Этот план стоил ему немалых сомнений. Он должен был представить мне и оборотную сторону: одиночество, внезапный отказ от шумной и веселой школьной жизни (быть может, замечал он, я буду не так рад, как мне кажется), скуку в обществе старика и его жены.
Как же я обойдусь без сверстников? Я старательно делал вид, что обдумываю эти проблемы, но в душе я смеялся. Обойдусь, обойдусь! Трудно ли обойтись без зубной боли, без гвоздя в башмаке, без трусливого озноба?
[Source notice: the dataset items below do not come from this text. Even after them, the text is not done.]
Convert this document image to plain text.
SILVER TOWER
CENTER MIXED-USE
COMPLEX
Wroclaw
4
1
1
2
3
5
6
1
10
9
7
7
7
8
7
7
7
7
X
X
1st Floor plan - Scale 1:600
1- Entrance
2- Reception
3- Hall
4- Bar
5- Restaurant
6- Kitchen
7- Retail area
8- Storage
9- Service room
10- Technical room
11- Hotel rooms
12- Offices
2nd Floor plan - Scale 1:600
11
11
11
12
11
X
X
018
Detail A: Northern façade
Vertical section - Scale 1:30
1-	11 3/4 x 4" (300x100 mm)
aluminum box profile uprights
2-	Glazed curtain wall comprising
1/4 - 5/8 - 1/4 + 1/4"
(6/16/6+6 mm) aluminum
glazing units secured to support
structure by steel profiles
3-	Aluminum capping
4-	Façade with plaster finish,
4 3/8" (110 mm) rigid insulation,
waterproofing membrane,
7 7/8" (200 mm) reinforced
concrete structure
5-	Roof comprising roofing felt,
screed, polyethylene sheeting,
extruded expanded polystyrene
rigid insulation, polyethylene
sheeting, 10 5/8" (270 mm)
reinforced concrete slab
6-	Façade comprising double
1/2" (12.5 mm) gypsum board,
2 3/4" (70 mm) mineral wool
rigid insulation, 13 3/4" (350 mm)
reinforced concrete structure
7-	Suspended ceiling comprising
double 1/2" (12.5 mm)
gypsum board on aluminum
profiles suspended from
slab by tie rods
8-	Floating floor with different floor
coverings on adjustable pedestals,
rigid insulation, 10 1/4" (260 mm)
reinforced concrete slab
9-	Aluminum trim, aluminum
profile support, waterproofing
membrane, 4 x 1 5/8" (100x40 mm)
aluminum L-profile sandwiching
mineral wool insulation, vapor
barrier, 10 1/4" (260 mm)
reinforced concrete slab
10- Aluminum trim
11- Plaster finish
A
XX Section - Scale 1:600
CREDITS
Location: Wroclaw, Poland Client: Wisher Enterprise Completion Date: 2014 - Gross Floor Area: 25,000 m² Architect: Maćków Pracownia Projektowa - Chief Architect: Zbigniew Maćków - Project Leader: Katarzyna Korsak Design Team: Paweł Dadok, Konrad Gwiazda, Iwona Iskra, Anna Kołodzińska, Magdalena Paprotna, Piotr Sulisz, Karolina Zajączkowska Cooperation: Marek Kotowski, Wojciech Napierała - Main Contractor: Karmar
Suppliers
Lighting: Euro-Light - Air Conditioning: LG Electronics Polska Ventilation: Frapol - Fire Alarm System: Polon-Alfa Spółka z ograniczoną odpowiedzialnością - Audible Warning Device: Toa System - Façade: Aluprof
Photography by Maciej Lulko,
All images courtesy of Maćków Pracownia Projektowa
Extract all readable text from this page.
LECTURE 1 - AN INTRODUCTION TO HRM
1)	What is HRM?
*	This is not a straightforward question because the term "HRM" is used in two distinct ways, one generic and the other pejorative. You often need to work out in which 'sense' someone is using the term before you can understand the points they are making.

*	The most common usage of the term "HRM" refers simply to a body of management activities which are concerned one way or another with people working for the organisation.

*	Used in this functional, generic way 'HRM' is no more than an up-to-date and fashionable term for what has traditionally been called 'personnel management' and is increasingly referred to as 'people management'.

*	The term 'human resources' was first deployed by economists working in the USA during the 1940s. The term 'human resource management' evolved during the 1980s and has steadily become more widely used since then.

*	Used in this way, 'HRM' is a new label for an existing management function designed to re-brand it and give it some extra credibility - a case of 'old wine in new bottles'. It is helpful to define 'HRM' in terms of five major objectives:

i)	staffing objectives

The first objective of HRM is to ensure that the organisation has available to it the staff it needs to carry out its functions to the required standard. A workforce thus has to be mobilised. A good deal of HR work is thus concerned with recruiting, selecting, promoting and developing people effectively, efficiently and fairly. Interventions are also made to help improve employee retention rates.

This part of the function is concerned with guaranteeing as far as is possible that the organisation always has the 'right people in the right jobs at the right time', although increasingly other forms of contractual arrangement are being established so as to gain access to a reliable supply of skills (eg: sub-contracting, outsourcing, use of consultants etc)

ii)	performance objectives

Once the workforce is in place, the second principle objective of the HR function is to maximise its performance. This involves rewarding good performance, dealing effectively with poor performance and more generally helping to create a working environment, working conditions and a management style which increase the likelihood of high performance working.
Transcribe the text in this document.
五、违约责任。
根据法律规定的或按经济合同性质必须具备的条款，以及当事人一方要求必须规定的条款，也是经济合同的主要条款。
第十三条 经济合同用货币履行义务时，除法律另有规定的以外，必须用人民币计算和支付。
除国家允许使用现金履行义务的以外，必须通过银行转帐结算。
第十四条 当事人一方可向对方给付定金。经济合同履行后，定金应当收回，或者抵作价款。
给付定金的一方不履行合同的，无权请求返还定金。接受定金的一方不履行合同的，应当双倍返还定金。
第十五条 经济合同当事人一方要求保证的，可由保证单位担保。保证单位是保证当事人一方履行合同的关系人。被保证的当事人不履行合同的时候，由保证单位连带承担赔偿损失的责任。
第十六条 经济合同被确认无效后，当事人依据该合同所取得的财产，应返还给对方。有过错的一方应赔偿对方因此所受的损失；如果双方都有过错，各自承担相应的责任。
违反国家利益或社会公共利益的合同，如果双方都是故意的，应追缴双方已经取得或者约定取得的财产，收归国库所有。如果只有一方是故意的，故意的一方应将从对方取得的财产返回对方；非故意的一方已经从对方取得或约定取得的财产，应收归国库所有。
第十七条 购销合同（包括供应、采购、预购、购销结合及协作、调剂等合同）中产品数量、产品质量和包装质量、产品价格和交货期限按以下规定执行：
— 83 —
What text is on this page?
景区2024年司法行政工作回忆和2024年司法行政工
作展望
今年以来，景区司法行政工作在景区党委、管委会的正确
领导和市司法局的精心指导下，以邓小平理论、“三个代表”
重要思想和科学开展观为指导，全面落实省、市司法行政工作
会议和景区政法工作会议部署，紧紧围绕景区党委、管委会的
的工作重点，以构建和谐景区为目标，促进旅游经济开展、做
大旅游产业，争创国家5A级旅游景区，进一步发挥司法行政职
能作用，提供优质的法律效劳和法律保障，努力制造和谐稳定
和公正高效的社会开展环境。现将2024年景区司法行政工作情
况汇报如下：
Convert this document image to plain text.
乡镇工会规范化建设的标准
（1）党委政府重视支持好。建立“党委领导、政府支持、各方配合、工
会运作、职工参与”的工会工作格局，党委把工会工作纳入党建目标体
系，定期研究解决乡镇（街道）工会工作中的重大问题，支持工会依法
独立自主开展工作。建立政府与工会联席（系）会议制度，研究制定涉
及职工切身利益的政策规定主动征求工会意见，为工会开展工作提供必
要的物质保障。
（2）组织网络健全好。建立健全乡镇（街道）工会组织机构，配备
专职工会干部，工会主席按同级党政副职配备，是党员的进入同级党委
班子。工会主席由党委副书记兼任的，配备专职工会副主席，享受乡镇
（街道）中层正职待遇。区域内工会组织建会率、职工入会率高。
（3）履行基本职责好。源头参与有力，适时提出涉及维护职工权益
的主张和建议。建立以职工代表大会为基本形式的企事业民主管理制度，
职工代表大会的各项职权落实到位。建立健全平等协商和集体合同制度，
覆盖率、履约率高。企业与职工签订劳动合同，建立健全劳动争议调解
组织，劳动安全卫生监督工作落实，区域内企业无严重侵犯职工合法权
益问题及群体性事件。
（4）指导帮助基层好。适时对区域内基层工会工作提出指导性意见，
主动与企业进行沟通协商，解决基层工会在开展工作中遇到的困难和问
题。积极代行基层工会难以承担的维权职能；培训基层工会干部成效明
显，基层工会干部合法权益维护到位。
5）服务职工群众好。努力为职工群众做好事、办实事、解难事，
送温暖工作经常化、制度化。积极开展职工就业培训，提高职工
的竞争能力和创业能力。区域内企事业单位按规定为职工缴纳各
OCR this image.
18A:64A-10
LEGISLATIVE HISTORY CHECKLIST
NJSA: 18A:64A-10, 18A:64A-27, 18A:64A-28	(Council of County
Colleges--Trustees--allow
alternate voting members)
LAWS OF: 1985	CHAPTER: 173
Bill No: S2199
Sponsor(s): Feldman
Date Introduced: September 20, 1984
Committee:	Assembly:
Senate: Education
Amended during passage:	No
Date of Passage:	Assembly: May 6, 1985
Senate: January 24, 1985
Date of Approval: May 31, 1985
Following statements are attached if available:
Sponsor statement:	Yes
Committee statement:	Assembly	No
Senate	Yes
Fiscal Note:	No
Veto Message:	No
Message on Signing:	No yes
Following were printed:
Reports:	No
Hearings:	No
Итак, решено! Не говоря о прочем, достаточно и того, что меня больше не заставят заниматься спортом. Если вы не можете представить себе мои чувства, вообразите, что в одно прекрасное утро вы проснулись и узнали, что отменен подоходный налог — или безнадежная любовь.
Конечно, мне не повезло, что я не умел играть и не мог подавить отвращения к мячу и клюшке. Я не придаю спорту того морального или даже мистического смысла, который видят в нем некоторые наставники; на мой взгляд, состязания пробуждают лишь амбиции, зависть и пристрастия. Однако неприязнь к играм — беда, поскольку она отрезала меня от общения с многими неплохими людьми, к которым было невозможно подступиться как — нибудь иначе. Это беда, но не вина — я старался полюбить спорт. Природа обделила меня, я так же мало пригоден для спорта, как осел из басни — для игры на лире.
Многие писатели замечали занятное совпадение: одна удача влечет за собой другую, как одна не — приятность — следующую. Примерно в то же время, когда отец решился послать меня к Кёркпатрику, в мою жизнь вошло еще одно благо. Несколько глав назад я упоминал о мальчике, который жил по соседству и безуспешно пытался завязать с нами дружбу. Его звали Артур, по годам он приходился ровесником брату; мы оказались в Кэмпбеле одновременно, но и там не свели знакомства. Кажется, незадолго до конца последнего семестра в Виверне я получил записку, что Артур поправляется после тяжелой болезни, лежит в постели и просит меня зайти. Не помню, почему я принял приглашение, но я к нему пошел.